Nyberg's interpretation of the man and his work are significantly more nuanced. She departs from fannish images of Wertham when she correctly argues that his work had nothing to do with censorship and little to do with the media effects paradigm as it would come to be constituted in the United States. Instead Nyberg places Seduction of the Innocent into a history of Wertham's writings about society and violence in order to demonstrate many of the nuances in his arguments and the ways in which they have been misunderstood and mischaracterized by his critics. Nyberg's analysis of Wertham ultimately concludes that his work is best understood in relation to the work of the Frankfurt School, a conclusion which she stipulates rather than demonstrates and which is not convincing given Wertham's public feuding in the 1950s with Erich Fromm and other Marxist psychiatrists. Moreover, Nyberg falls prey in a number of instances to the type of fannish tendencies that her book, for the most part, sets aside. In retroactively defending the comic book industry from Wertham's attacks, for example, she mischaracterizes the power dynamic between the two forces, suggesting that the unaffiliated psychiatrist Wertham held greater cultural potency in the United States than the combined powers of the comic book industry, at that time a massive publishing force. Painting this industry (which sold more than one billion comic books per year) as a victim requires considerable misinterpretation of the data. At one point Nyberg rejects Wertham's claim that he had been the object of a smear campaign paid for by the comics industry and then, on the same page, states explicitly that they had indeed launched a campaign against him. Similarly, she argues that the industry lacked credentialed psychiatrists who could have refuted Wertham's arguments despite the fact that she had outlined the writings of more than half a dozen such experts who were actually in the employ of the comics industry earlier in the book. These types of contradictions which depict the large and highly profitable business as hapless and defenseless in the face of a lone-man campaign do serious damage to the history of the industry which Nyberg had gone to such lengths to portray.

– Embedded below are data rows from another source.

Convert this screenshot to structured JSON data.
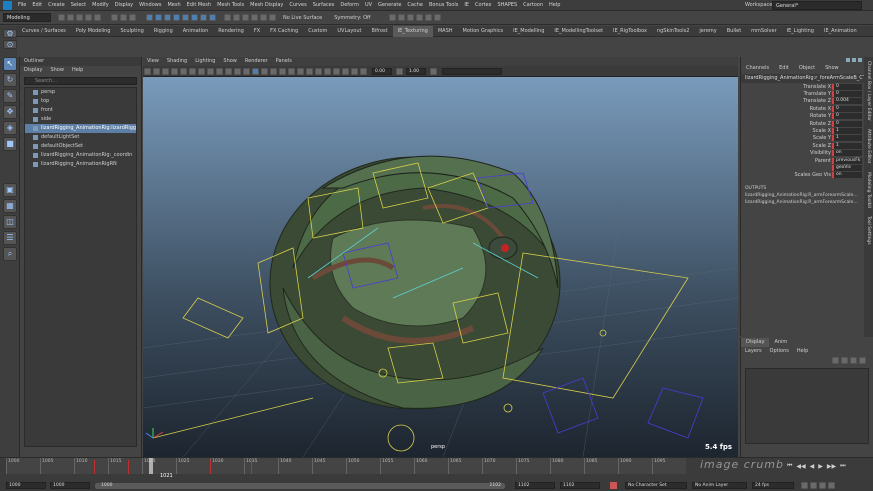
{
  "menubar": {
    "items": [
      "File",
      "Edit",
      "Create",
      "Select",
      "Modify",
      "Display",
      "Windows",
      "Mesh",
      "Edit Mesh",
      "Mesh Tools",
      "Mesh Display",
      "Curves",
      "Surfaces",
      "Deform",
      "UV",
      "Generate",
      "Cache",
      "Bonus Tools",
      "IE",
      "Cortex",
      "SHAPES",
      "Cartoon",
      "Help"
    ],
    "workspace_label": "Workspace:",
    "workspace_value": "General*"
  },
  "statusline": {
    "mode": "Modeling",
    "live_surface": "No Live Surface",
    "symmetry": "Symmetry: Off"
  },
  "shelf_tabs": [
    "Curves / Surfaces",
    "Poly Modeling",
    "Sculpting",
    "Rigging",
    "Animation",
    "Rendering",
    "FX",
    "FX Caching",
    "Custom",
    "UVLayout",
    "Bifrost",
    "IE_Texturing",
    "MASH",
    "Motion Graphics",
    "IE_Modelling",
    "IE_ModellingToolset",
    "IE_RigToolbox",
    "ngSkinTools2",
    "jeremy",
    "Bullet",
    "mmSolver",
    "IE_Lighting",
    "IE_Animation"
  ],
  "shelf_active": "IE_Texturing",
  "outliner": {
    "title": "Outliner",
    "menus": [
      "Display",
      "Show",
      "Help"
    ],
    "search_placeholder": "Search...",
    "items": [
      {
        "label": "persp",
        "highlight": false,
        "indent": 0
      },
      {
        "label": "top",
        "highlight": false,
        "indent": 0
      },
      {
        "label": "front",
        "highlight": false,
        "indent": 0
      },
      {
        "label": "side",
        "highlight": false,
        "indent": 0
      },
      {
        "label": "lizardRigging_AnimationRig:lizardRigg",
        "highlight": true,
        "indent": 0
      },
      {
        "label": "defaultLightSet",
        "highlight": false,
        "indent": 0
      },
      {
        "label": "defaultObjectSet",
        "highlight": false,
        "indent": 0
      },
      {
        "label": "lizardRigging_AnimationRig:_coordin",
        "highlight": false,
        "indent": 0
      },
      {
        "label": "lizardRigging_AnimationRigRN",
        "highlight": false,
        "indent": 0
      }
    ]
  },
  "viewport": {
    "menus": [
      "View",
      "Shading",
      "Lighting",
      "Show",
      "Renderer",
      "Panels"
    ],
    "near_value": "0.00",
    "far_value": "1.00",
    "camera_label": "persp",
    "fps": "5.4 fps"
  },
  "attribute_editor": {
    "menus": [
      "Channels",
      "Edit",
      "Object",
      "Show"
    ],
    "node_name": "lizardRigging_AnimationRig:r_foreArmScaleB_CT...",
    "rows": [
      {
        "label": "Translate X",
        "value": "0"
      },
      {
        "label": "Translate Y",
        "value": "0"
      },
      {
        "label": "Translate Z",
        "value": "0.004"
      },
      {
        "label": "Rotate X",
        "value": "0"
      },
      {
        "label": "Rotate Y",
        "value": "0"
      },
      {
        "label": "Rotate Z",
        "value": "0"
      },
      {
        "label": "Scale X",
        "value": "1"
      },
      {
        "label": "Scale Y",
        "value": "1"
      },
      {
        "label": "Scale Z",
        "value": "1"
      },
      {
        "label": "Visibility",
        "value": "on"
      },
      {
        "label": "Parent",
        "value": "previousFk"
      },
      {
        "label": "",
        "value": "geoVis"
      },
      {
        "label": "Scales Geo Vis",
        "value": "on"
      }
    ],
    "outputs_title": "OUTPUTS",
    "outputs": [
      "lizardRigging_AnimationRig:R_armForearmScale...",
      "lizardRigging_AnimationRig:R_armForearmScale..."
    ]
  },
  "side_tabs": [
    "Channel Box / Layer Editor",
    "Attribute Editor",
    "Modeling Toolkit",
    "Tool Settings"
  ],
  "layers": {
    "tabs": [
      "Display",
      "Anim"
    ],
    "active_tab": "Display",
    "menus": [
      "Layers",
      "Options",
      "Help"
    ]
  },
  "timeline": {
    "ticks": [
      "1000",
      "1005",
      "1010",
      "1015",
      "1020",
      "1025",
      "1030",
      "1035",
      "1040",
      "1045",
      "1050",
      "1055",
      "1060",
      "1065",
      "1070",
      "1075",
      "1080",
      "1085",
      "1090",
      "1095"
    ],
    "current_frame": "1021"
  },
  "range": {
    "start": "1000",
    "start2": "1000",
    "range_start": "1000",
    "range_end": "1102",
    "end": "1102",
    "end2": "1102",
    "character_set": "No Character Set",
    "anim_layer": "No Anim Layer",
    "fps": "24 fps"
  },
  "watermark": "image crumb"
}
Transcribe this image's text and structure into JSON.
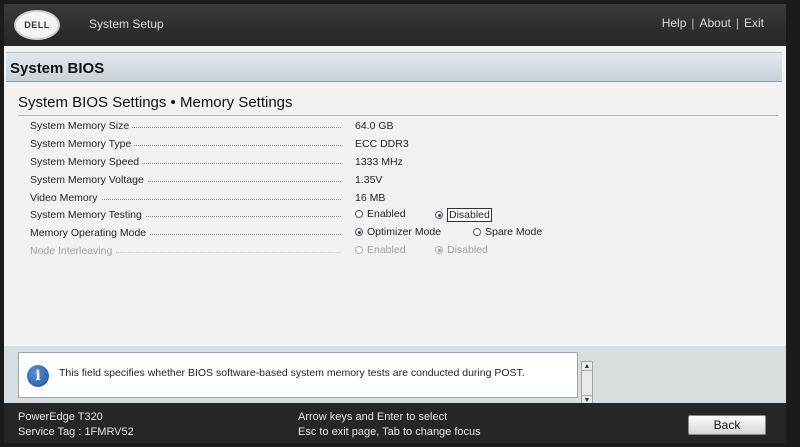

If the reactions to Wertham's published commentaries by Savage and Nyberg betray a fannishness in these books it is perhaps not altogether unexpected. Wertham is, after all, the man that most comics fans have come to hate, even the ones who have never or will never read his work. Worries about Wertham are symptomatic, I would suggest, of larger worries about the status of comic books as a cultural form. Throughout these books one encounters a constant undercurrent which suggests that comics, and by extension fans of comics, have been unjustly maligned for decades. Nyberg suggests that by the 1970s the code was a failure because it had failed to challenge the public's perception that comic books were for children, despite the fact that the major publishers of the time were, in fact, only interested in publishing comics targeted at children and despite the fact that some adults continued to read them. Here one finds a touch of fannish anxiety about the cultural valuation of comic books intruding into the discussion, a sense of shame for an adult to be reading this kid's stuff. Which is itself the real shame because as long as scholars concerned with comic books feel a need to apologize for the content of comic books while they study them there appears to be no reason for non-fans to take the medium seriously at all.

References

Savage, William W. Jr. 1990. Comic Books and America, 1945-1954. Norman, OK: University of Oklahoma Press.

Wertham, Fredric. 1954. Seduction of the Innocent. New York: Holt & Rinehart.